Apart from Glamorous Gardener's terrifying cake party there wasn't much Halloween stuff going on in Hackney blogs.
But Mayor Pipe's description of the coalition government prompted the resurrection of a survey of Hackney politicians carried out last year.
The Mayor, one of the contributors to "Do Hackney politicians believe in ghosts?", said: "I am happy to confirm that I have never felt the need to attribute any event to ‘supernatural’ causes. Whilst I accept that people are entitled to hold whatever beliefs they like – as long as this causes no harm to others..."

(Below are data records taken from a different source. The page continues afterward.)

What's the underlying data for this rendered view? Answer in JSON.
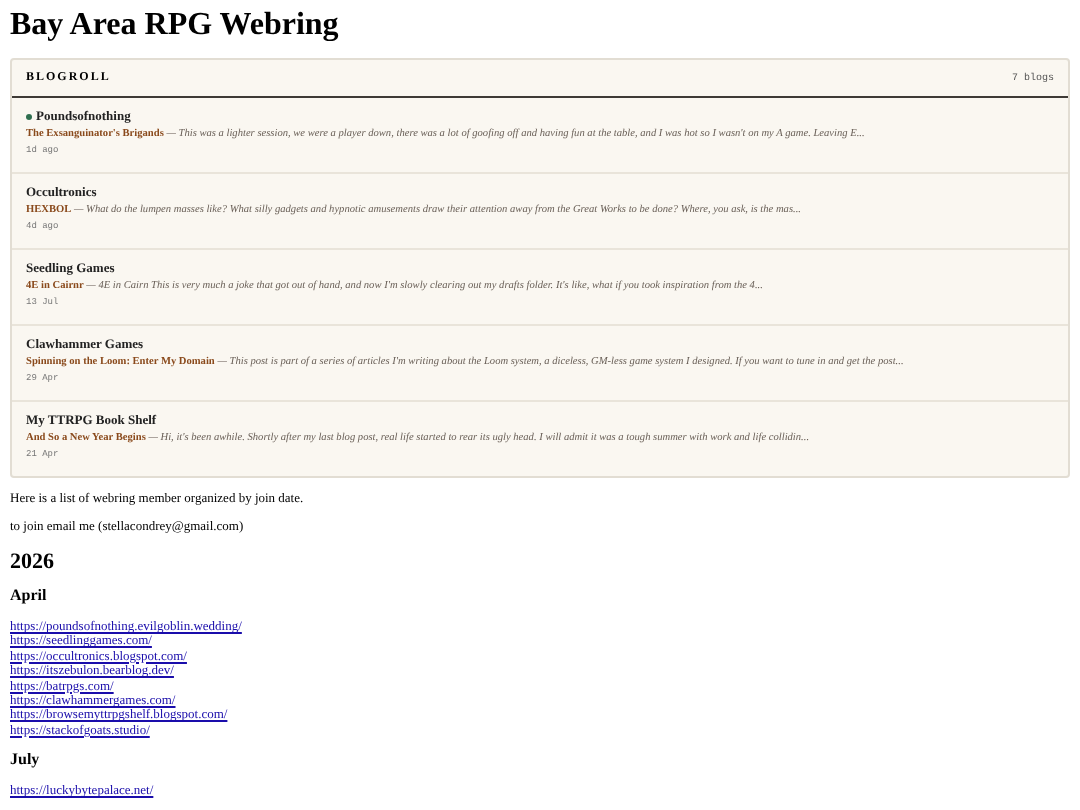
{
  "title": "Bay Area RPG Webring",
  "blogroll": {
    "heading": "BLOGROLL",
    "count": "7 blogs",
    "entries": [
      {
        "blog": "Poundsofnothing",
        "new": true,
        "post": "The Exsanguinator's Brigands",
        "excerpt": "— This was a lighter session, we were a player down, there was a lot of goofing off and having fun at the table, and I was hot so I wasn't on my A game. Leaving E...",
        "age": "1d ago"
      },
      {
        "blog": "Occultronics",
        "new": false,
        "post": "HEXBOL",
        "excerpt": "— What do the lumpen masses like? What silly gadgets and hypnotic amusements draw their attention away from the Great Works to be done? Where, you ask, is the mas...",
        "age": "4d ago"
      },
      {
        "blog": "Seedling Games",
        "new": false,
        "post": "4E in Cairnr",
        "excerpt": "— 4E in Cairn This is very much a joke that got out of hand, and now I'm slowly clearing out my drafts folder. It's like, what if you took inspiration from the 4...",
        "age": "13 Jul"
      },
      {
        "blog": "Clawhammer Games",
        "new": false,
        "post": "Spinning on the Loom: Enter My Domain",
        "excerpt": "— This post is part of a series of articles I'm writing about the Loom system, a diceless, GM-less game system I designed. If you want to tune in and get the post...",
        "age": "29 Apr"
      },
      {
        "blog": "My TTRPG Book Shelf",
        "new": false,
        "post": "And So a New Year Begins",
        "excerpt": "— Hi, it's been awhile.  Shortly after my last blog post, real life started to rear its ugly head. I will admit it was a tough summer with work and life collidin...",
        "age": "21 Apr"
      }
    ]
  },
  "intro": "Here is a list of webring member organized by join date.",
  "join": "to join email me (stellacondrey@gmail.com)",
  "years": [
    {
      "year": "2026",
      "months": [
        {
          "month": "April",
          "links": [
            "https://poundsofnothing.evilgoblin.wedding/",
            "https://seedlinggames.com/",
            "https://occultronics.blogspot.com/",
            "https://itszebulon.bearblog.dev/",
            "https://batrpgs.com/",
            "https://clawhammergames.com/",
            "https://browsemyttrpgshelf.blogspot.com/",
            "https://stackofgoats.studio/"
          ]
        },
        {
          "month": "July",
          "links": [
            "https://luckybytepalace.net/"
          ]
        }
      ]
    }
  ]
}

On Wednesday night Mayor Pipe said the government's cuts were "extremely divisive, some may even say evil". Evil appears to mean anything that harms others or something "producing or threatening sorrow, distress, injury..."

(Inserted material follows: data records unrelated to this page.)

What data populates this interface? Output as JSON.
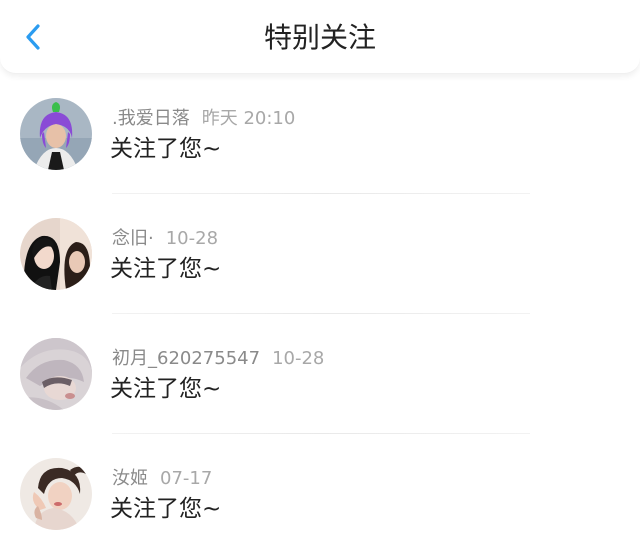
{
  "header": {
    "title": "特别关注",
    "back_icon": "chevron-left-icon",
    "accent_color": "#2b9cf0"
  },
  "items": [
    {
      "name": ".我爱日落",
      "time": "昨天 20:10",
      "message": "关注了您~"
    },
    {
      "name": "念旧·",
      "time": "10-28",
      "message": "关注了您~"
    },
    {
      "name": "初月_620275547",
      "time": "10-28",
      "message": "关注了您~"
    },
    {
      "name": "汝姬",
      "time": "07-17",
      "message": "关注了您~"
    }
  ]
}
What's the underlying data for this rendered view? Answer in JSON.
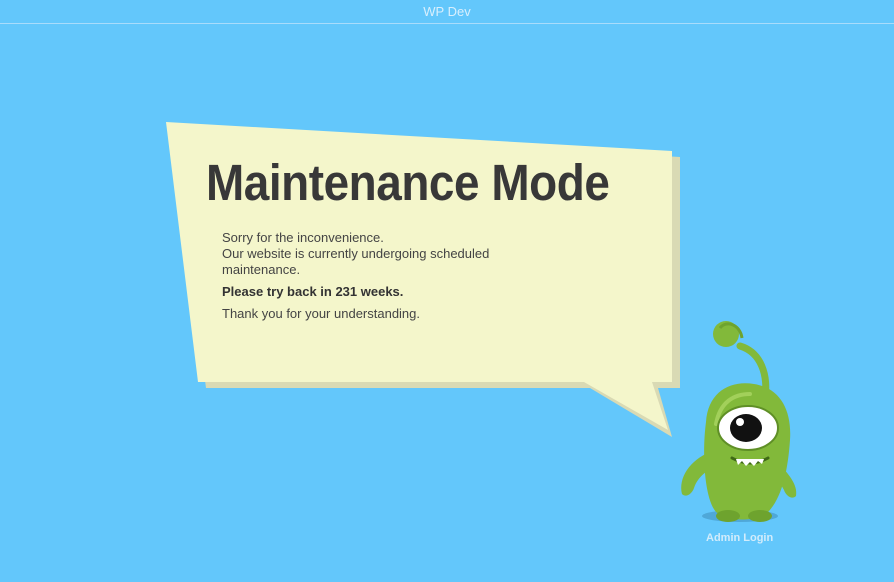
{
  "site": {
    "title": "WP Dev"
  },
  "maintenance": {
    "headline": "Maintenance Mode",
    "apology": "Sorry for the inconvenience.",
    "explanation": "Our website is currently undergoing scheduled maintenance.",
    "retry_notice": "Please try back in 231 weeks.",
    "thanks": "Thank you for your understanding."
  },
  "footer": {
    "admin_login_label": "Admin Login"
  },
  "colors": {
    "background": "#63c7fb",
    "bubble_fill": "#f4f6cb",
    "bubble_shadow": "#d9dab4",
    "headline_text": "#383838",
    "mascot_green": "#82b93a"
  },
  "icons": {
    "mascot": "one-eyed-green-alien-icon",
    "bubble": "speech-bubble"
  }
}
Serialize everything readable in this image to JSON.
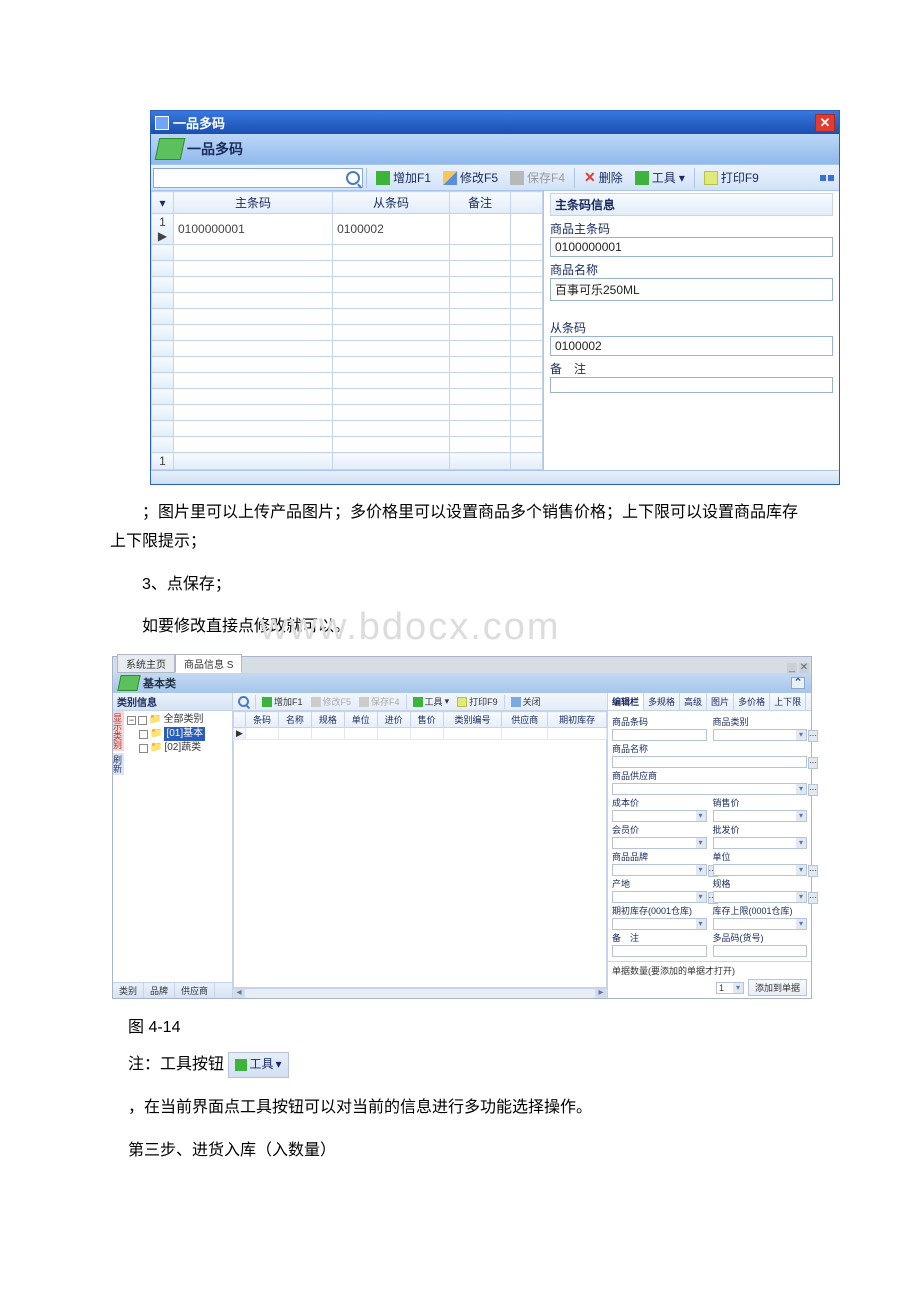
{
  "watermark": "www.bdocx.com",
  "win1": {
    "title": "一品多码",
    "ribbon_title": "一品多码",
    "toolbar": {
      "add": "增加F1",
      "edit": "修改F5",
      "save": "保存F4",
      "delete": "删除",
      "tools": "工具",
      "print": "打印F9"
    },
    "grid": {
      "col_main": "主条码",
      "col_sub": "从条码",
      "col_note": "备注",
      "row1_num": "1",
      "row1_marker": "▶",
      "row1_main": "0100000001",
      "row1_sub": "0100002",
      "footer_num": "1"
    },
    "info": {
      "head": "主条码信息",
      "l_main": "商品主条码",
      "v_main": "0100000001",
      "l_name": "商品名称",
      "v_name": "百事可乐250ML",
      "l_sub": "从条码",
      "v_sub": "0100002",
      "l_note": "备　注"
    }
  },
  "doc": {
    "p1": "；图片里可以上传产品图片；多价格里可以设置商品多个销售价格；上下限可以设置商品库存上下限提示；",
    "p2": "3、点保存；",
    "p3": "如要修改直接点修改就可以。",
    "fig": "图 4-14",
    "note_pre": "注：工具按钮 ",
    "tool_btn": "工具",
    "p4": "，在当前界面点工具按钮可以对当前的信息进行多功能选择操作。",
    "p5": "第三步、进货入库（入数量）"
  },
  "win2": {
    "tab1": "系统主页",
    "tab2": "商品信息 S",
    "ribbon": "基本类",
    "toolbar": {
      "add": "增加F1",
      "edit": "修改F5",
      "save": "保存F4",
      "tools": "工具",
      "print": "打印F9",
      "close": "关闭"
    },
    "sidebar": {
      "head": "类别信息",
      "vtab1": "显示类别",
      "vtab2": "刷新",
      "node_all": "全部类别",
      "node_jb": "[01]基本",
      "node_sc": "[02]蔬类",
      "btab1": "类别",
      "btab2": "品牌",
      "btab3": "供应商"
    },
    "grid_cols": {
      "c1": "条码",
      "c2": "名称",
      "c3": "规格",
      "c4": "单位",
      "c5": "进价",
      "c6": "售价",
      "c7": "类别编号",
      "c8": "供应商",
      "c9": "期初库存"
    },
    "rtabs": {
      "t1": "编辑栏",
      "t2": "多规格",
      "t3": "高级",
      "t4": "图片",
      "t5": "多价格",
      "t6": "上下限"
    },
    "form": {
      "f_barcode": "商品条码",
      "f_cat": "商品类别",
      "f_name": "商品名称",
      "f_sup": "商品供应商",
      "f_cost": "成本价",
      "f_sale": "销售价",
      "f_member": "会员价",
      "f_whole": "批发价",
      "f_brand": "商品品牌",
      "f_unit": "单位",
      "f_origin": "产地",
      "f_spec": "规格",
      "f_stock": "期初库存(0001仓库)",
      "f_limit": "库存上限(0001仓库)",
      "f_note": "备　注",
      "f_multi": "多品码(货号)"
    },
    "bottom": {
      "label": "单据数量(要添加的单据才打开)",
      "sel": "1",
      "btn": "添加到单据"
    }
  }
}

Anyway, it looked like Pipe had found people who held beliefs that were evil - a concept often employed to dehumanise somebody before a merciless attack.

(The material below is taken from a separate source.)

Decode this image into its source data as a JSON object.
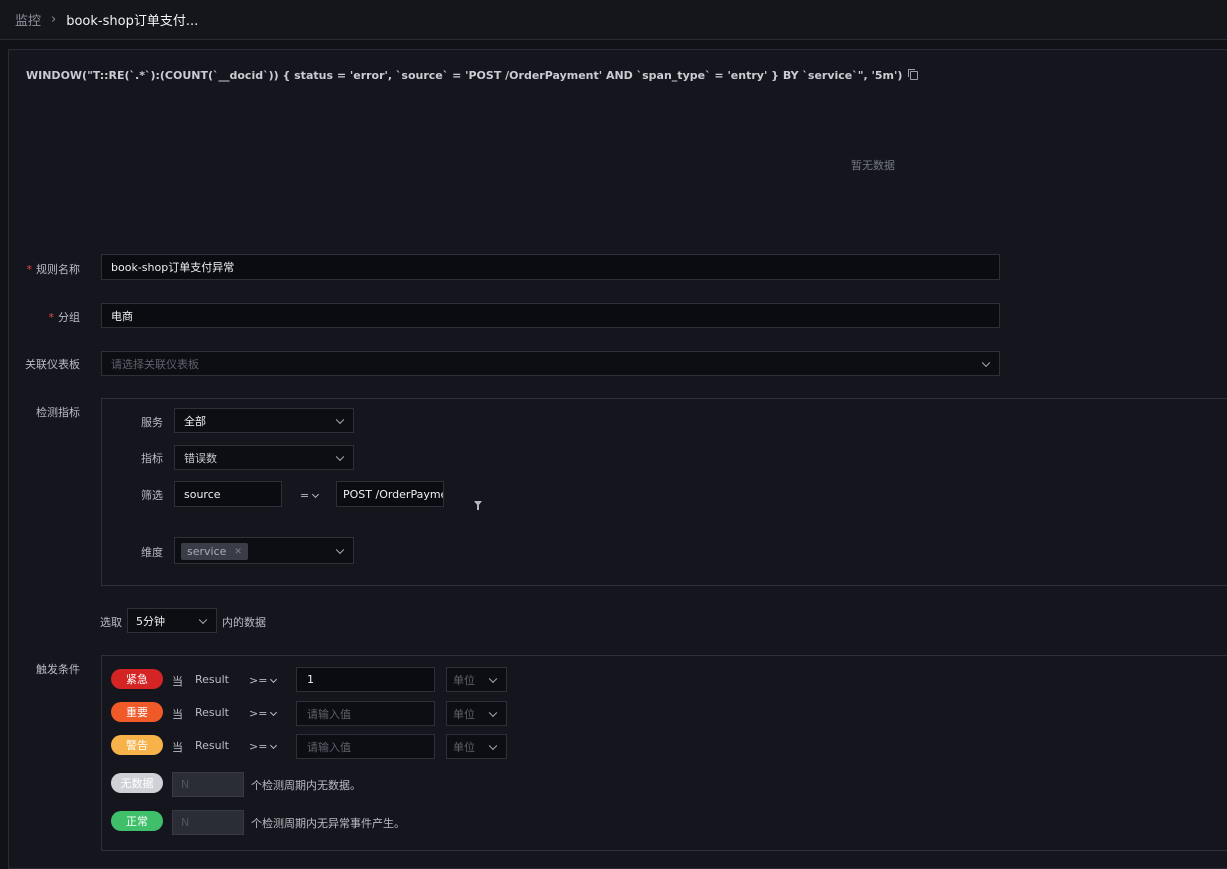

But while the language was strong, Pipe quickly re-humanised all close-to-hand Conservatives claiming that Boris Johnson had something like a conscience (Pipe's 'social cleansing' phrase mysteriously pre-dated Johnson's more public use of a similar phrase - the two seem to get on well at the moment) he then re-humanised the Conservative councillors present at the meeting: "I can't see the people opposite as the representatives of this government. I could stand here and attempt to savage the people opposite for whatever reason they had for standing under the party colours they chose to..." (but I won't).
However it wasn't long before he and a number of other Labour politicians were gritting their teeth as Conservative councillors returned passionately to their loft extensions - an issue which apparently only affects the rich home-owning members of the ultra-orthodox Jewish community - but has consumed hours and hours of council time. Cuts or no cuts, some things don't change!